C’est après cet épisode que la situation s’est vraiment tendue. Des manifestations d’opposition organisées à Bangkok par un homme d’affaire avec lequel il était rentré en conflit pour des raisons personnelles, Sondhi Limthongkul, attirent de plus en plus de monde. En février, Taksin annonce la dissolution du Parlement et appelle à des élections qu’il remporte, mais qui sont boycottées par l’opposition et par la suite annulée, car entachées d’irrégularité. Il reste en place comme Premier ministre intérimaire, dans l’attente de nouvelles élections qui devaient avoir lieu prochainement. En attendant, les réunions de l’opposition sont attaquées par des hommes de main du TRT et une frange de plus en plus importante de l’opinion publique pense que le jeu électoral va être faussé une fois de plus par l’achat de voix, la fraude et le noyautage des institutions par le TRT, conduisant à une nouvelle victoire de Taksin et à un redoublement des violences entre ses partisans et ses adversaires. C’est dans ce contexte de blocage politique qu’intervient le 19 septembre le coup d’Etat du général Sonthi. Le quotidien qui titrait dimanche dernier « Le coup n’est pas une bonne chose, mais il a évité le chaos » reflète sans doute l’opinion majoritaire.
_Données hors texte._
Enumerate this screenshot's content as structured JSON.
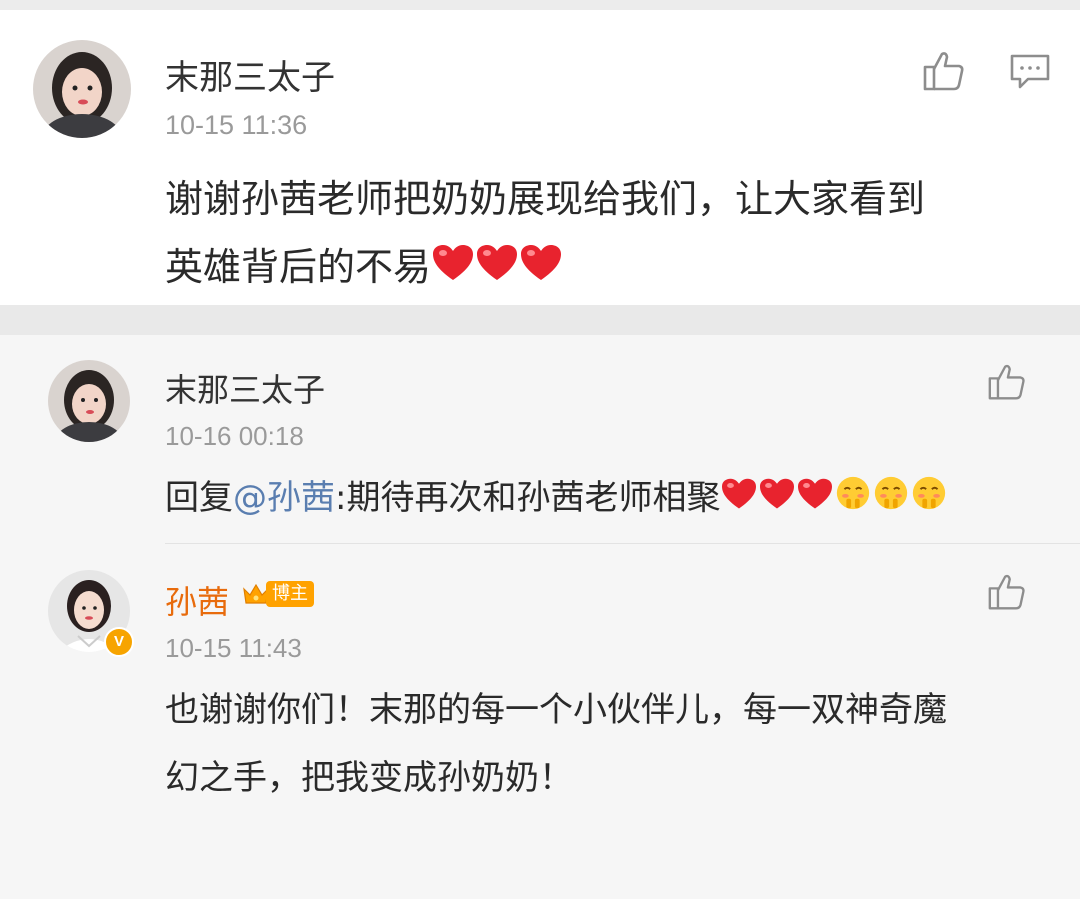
{
  "main_comment": {
    "username": "末那三太子",
    "time": "10-15 11:36",
    "text_line1": "谢谢孙茜老师把奶奶展现给我们，让大家看到",
    "text_line2": "英雄背后的不易",
    "like_icon": "thumbs-up-icon",
    "reply_icon": "comment-icon"
  },
  "replies": [
    {
      "username": "末那三太子",
      "time": "10-16 00:18",
      "reply_prefix": "回复",
      "mention": "@孙茜",
      "text": ":期待再次和孙茜老师相聚",
      "like_icon": "thumbs-up-icon"
    },
    {
      "username": "孙茜",
      "badge": "博主",
      "time": "10-15 11:43",
      "text_line1": "也谢谢你们！末那的每一个小伙伴儿，每一双神奇魔",
      "text_line2": "幻之手，把我变成孙奶奶！",
      "like_icon": "thumbs-up-icon",
      "verified_mark": "V"
    }
  ],
  "colors": {
    "host_name": "#e86b0c",
    "mention": "#5a7eb0",
    "heart": "#e8232e",
    "time": "#9a9a9a"
  }
}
Pays bouddhiste, général musulman

Acteur principal de la prise du pouvoir par les militaires, le général Sonthi, 59 ans, a une réputation de soldat honnête et compétent. Particularité notable, il est musulman et c’est la toute première fois qu’un musulman se trouve à la tête du pays, même de manière temporaire. Dans cette aventure, la Thaïlande se montre une fois de plus étonnante, pays de large majorité bouddhiste qui accueille avec bienveillance un coup d’Etat mené par un général musulman. Ce n’est d’ailleurs pas un problème, et les personnes interrogées sur la situation ne le mentionnent même pas. Tee, le professeur de Chiangmai, souligne : « La population pense que Sonthi a agit pour le bien du pays, ce n’est pas n’importe quel militaire, c’est un type bien. On ne s’occupe pas de la religion de Sonthi, ça n’intervient pas. »

Cela pourrait même être un atout pour améliorer la situation dans l’extrême sud, car depuis janvier 2004 cette région à majorité musulmane est en proie à une vague de violence qui a fait quelques 1700 morts et dont les auteurs sont rarement identifiés, mais pourraient être des groupes indépendantistes. Cette violence a redoublé d’intensité depuis quelques semaines et la situation est d’autant plus tendue que la population estime ne pas être reconnue dans sa spécificité culturelle et religieuse. Elle voit donc d’un bon œil l’arrivée d’un dirigeant musulman ouvert au dialogue, d’autant que Sonthi avait plusieurs fois exprimé son désaccord avec Taksin en ce qui concerne cette région. Il avait notamment dénoncé publiquement l’établissement par le gouvernement de listes noires de suspects dont plusieurs ont été assassinés dans des conditions non éclaircies.

Sonthi dispose aujourd’hui de la confiance de la population qui attend de lui qu’il mette rapidement à exécution ses promesses. C’est d’ailleurs ainsi qu’il pourrait désamorcer l’opposition démocratique ténue qui s’exprime en dépit et contre la loi martiale qui instaure la censure et interdit les rassemblements de plus de cinq personnes.

Un petit groupe d’étudiants a appelé lundi dernier à un rassemblement à l’université Thamassat de Bangkok pour protester contre le coup de force. Une centaine de personnes se sont regroupées, entourées de nombreux journalistes. Plusieurs étudiants et universitaires ont pris la parole. Ils sont pour la plupart hostiles à Taksin, mais ne sont pas d’accord avec la méthode des militaires. Ils estiment que les réformes ne peuvent être accomplies dans le cadre d’une dictature et demandent le rétablissement des libertés. Le rassemblement s’est conclu sur des chants aux paroles émouvantes qui célèbrent le combat pour la démocratie. Tout s’est déroulé dans le plus grand calme, sans le moindre policier ou soldat en vue. Par contre, des agents des services de renseignement en civil étaient sur les lieux.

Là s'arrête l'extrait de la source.